Monday, February 10, 2020

The Face In The Floor

The marble floor tiles in Sergio's cottage had long been the envy of his neighbors. Legend had it that the irregular pieces were leftovers from an ancient quarry, expertly fitted by a quarry master to pay a debt. All this came to grief the day the face appeared in one of the tiles.

Sergio's wife Lorena made the discovery in the best wifely tradition: dropping a platter of food with a scream. What began as a vague visage acted like a stain that would not be wiped away. Each passing day brought the thing increasingly human features, if one could call it that. Lorena didn't. She thought it was a lost soul looking for redress of some grievance. That this had to happen in her kitchen was a source of much discomfiture. In desperation, Sergio tried defacing the square with abrasive, to no avail. When he pried up the tile, there appeared on the soil a chalky outline that seemed to have no limit to its depth.

"Someone is buried here," Lorena decided. She also decided not to be around when the lost soul acquired the ability to either come out of the ground or to speak. And so the couple moved in with her mother for the time being. Sergio consulted the village elder in his forest hut.

The old man puffed on his pipe, nodding at the details. "That's the old general's quarters. I'm surprised it took so long to come to this. You see, the Roman Fifth Hispania was once based here. The quarryman offered the general a  new floor if he'd stop pursuing his wife. But after the floor was done, the quarryman suffered a suspicious and fatal accident. The bereaved widow accused the general, who had her exiled. Increasingly, strange things began to happen, and the general insisted the place was haunted. One day, he was found hanging from a crossbeam. Suicide? Who can say."

Sergio, despite his fear, felt compelled to go back; he'd sunk all his savings into the place, and he couldn't abide his mother-in-law's sharp tongue. Better to test the spirits than suffer the death of a thousand pecks. He stole into the cottage one evening.

Now there were two images. One was a rough-featured peasant with his hands around the neck of a patrician in opulent robes.
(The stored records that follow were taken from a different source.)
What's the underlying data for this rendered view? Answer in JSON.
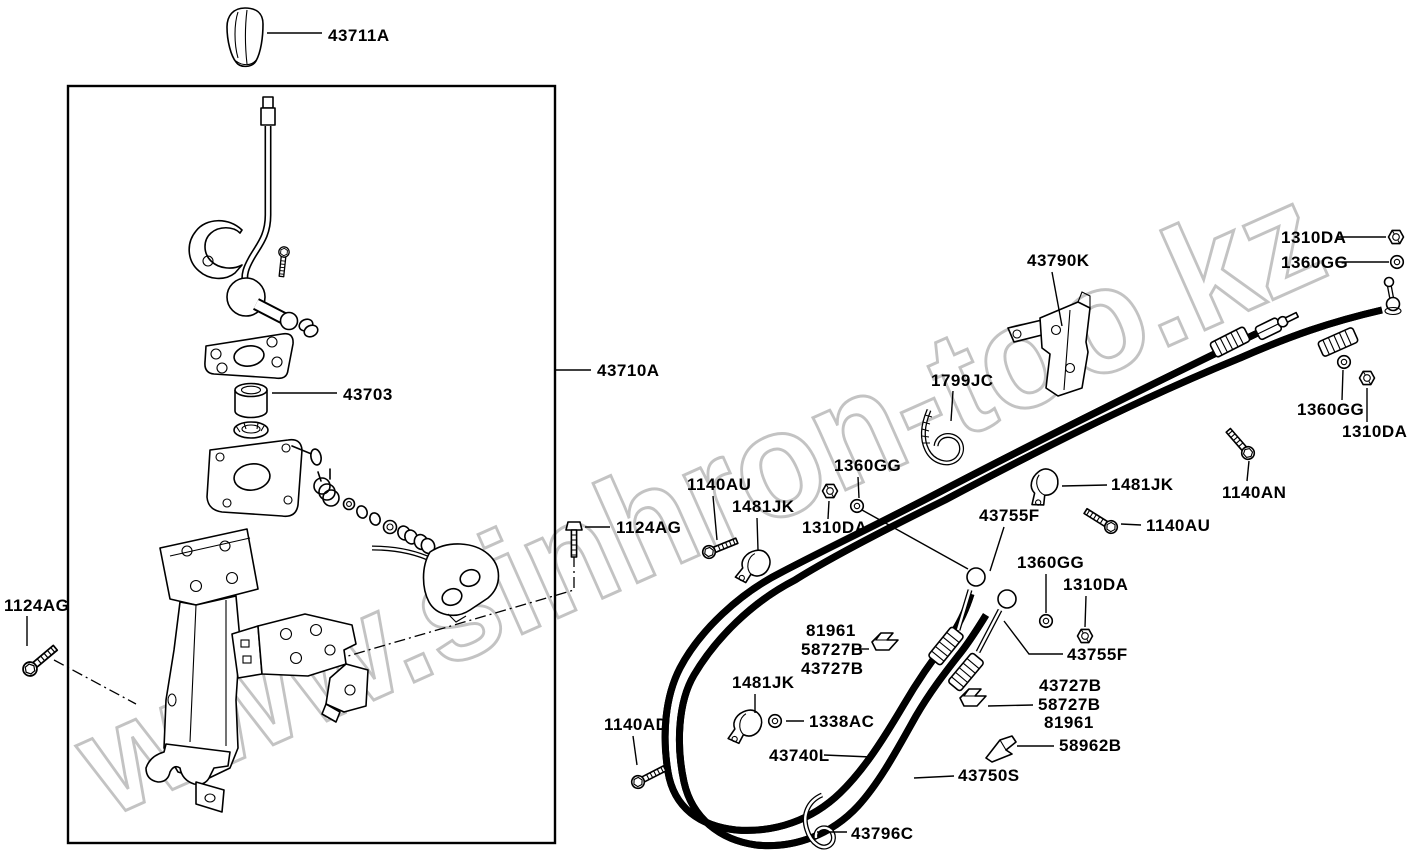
{
  "watermark": {
    "text": "www.sinhron-too.kz"
  },
  "colors": {
    "background": "#ffffff",
    "line": "#000000",
    "label_text": "#000000",
    "watermark_outline": "#c3c3c3"
  },
  "parts_diagram": {
    "labels": [
      {
        "id": "43711A",
        "text": "43711A",
        "x": 328,
        "y": 41
      },
      {
        "id": "43710A",
        "text": "43710A",
        "x": 597,
        "y": 376
      },
      {
        "id": "43703",
        "text": "43703",
        "x": 343,
        "y": 400
      },
      {
        "id": "1124AG-left",
        "text": "1124AG",
        "x": 4,
        "y": 611
      },
      {
        "id": "1124AG-mid",
        "text": "1124AG",
        "x": 616,
        "y": 533
      },
      {
        "id": "1140AU-top",
        "text": "1140AU",
        "x": 687,
        "y": 490
      },
      {
        "id": "1481JK-top",
        "text": "1481JK",
        "x": 732,
        "y": 512
      },
      {
        "id": "1310DA-mid",
        "text": "1310DA",
        "x": 802,
        "y": 533
      },
      {
        "id": "1360GG-mid",
        "text": "1360GG",
        "x": 834,
        "y": 471
      },
      {
        "id": "1799JC",
        "text": "1799JC",
        "x": 931,
        "y": 386
      },
      {
        "id": "43790K",
        "text": "43790K",
        "x": 1027,
        "y": 266
      },
      {
        "id": "1310DA-topright",
        "text": "1310DA",
        "x": 1281,
        "y": 243
      },
      {
        "id": "1360GG-topright",
        "text": "1360GG",
        "x": 1281,
        "y": 268
      },
      {
        "id": "1360GG-right",
        "text": "1360GG",
        "x": 1297,
        "y": 415
      },
      {
        "id": "1310DA-right",
        "text": "1310DA",
        "x": 1342,
        "y": 437
      },
      {
        "id": "1481JK-cable",
        "text": "1481JK",
        "x": 1111,
        "y": 490
      },
      {
        "id": "1140AN",
        "text": "1140AN",
        "x": 1222,
        "y": 498
      },
      {
        "id": "1140AU-right",
        "text": "1140AU",
        "x": 1146,
        "y": 531
      },
      {
        "id": "43755F-upper",
        "text": "43755F",
        "x": 979,
        "y": 521
      },
      {
        "id": "1360GG-lower",
        "text": "1360GG",
        "x": 1017,
        "y": 568
      },
      {
        "id": "1310DA-lower",
        "text": "1310DA",
        "x": 1063,
        "y": 590
      },
      {
        "id": "43755F-lower",
        "text": "43755F",
        "x": 1067,
        "y": 660
      },
      {
        "id": "81961-left",
        "text": "81961",
        "x": 806,
        "y": 636
      },
      {
        "id": "58727B-left",
        "text": "58727B",
        "x": 801,
        "y": 655
      },
      {
        "id": "43727B-left",
        "text": "43727B",
        "x": 801,
        "y": 674
      },
      {
        "id": "1481JK-loop",
        "text": "1481JK",
        "x": 732,
        "y": 688
      },
      {
        "id": "1338AC",
        "text": "1338AC",
        "x": 809,
        "y": 727
      },
      {
        "id": "1140AD",
        "text": "1140AD",
        "x": 604,
        "y": 730
      },
      {
        "id": "43740L",
        "text": "43740L",
        "x": 769,
        "y": 761
      },
      {
        "id": "43750S",
        "text": "43750S",
        "x": 958,
        "y": 781
      },
      {
        "id": "43796C",
        "text": "43796C",
        "x": 851,
        "y": 839
      },
      {
        "id": "43727B-right",
        "text": "43727B",
        "x": 1039,
        "y": 691
      },
      {
        "id": "58727B-right",
        "text": "58727B",
        "x": 1038,
        "y": 710
      },
      {
        "id": "81961-right",
        "text": "81961",
        "x": 1044,
        "y": 728
      },
      {
        "id": "58962B",
        "text": "58962B",
        "x": 1059,
        "y": 751
      }
    ]
  }
}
A phantom breeze troubled the place, carrying a cacophony of voices as if a spectral audience was cheering its favorites.

Sergio had the place torn down, though he got a good price for the used marble from a foreign buyer. In time, the cursed plot grew a verdant cover of grass. On still days, when the blades are untroubled by wind, a certain grassy spot takes on an eerie semblance to a pair of combatants locked in infernal struggle.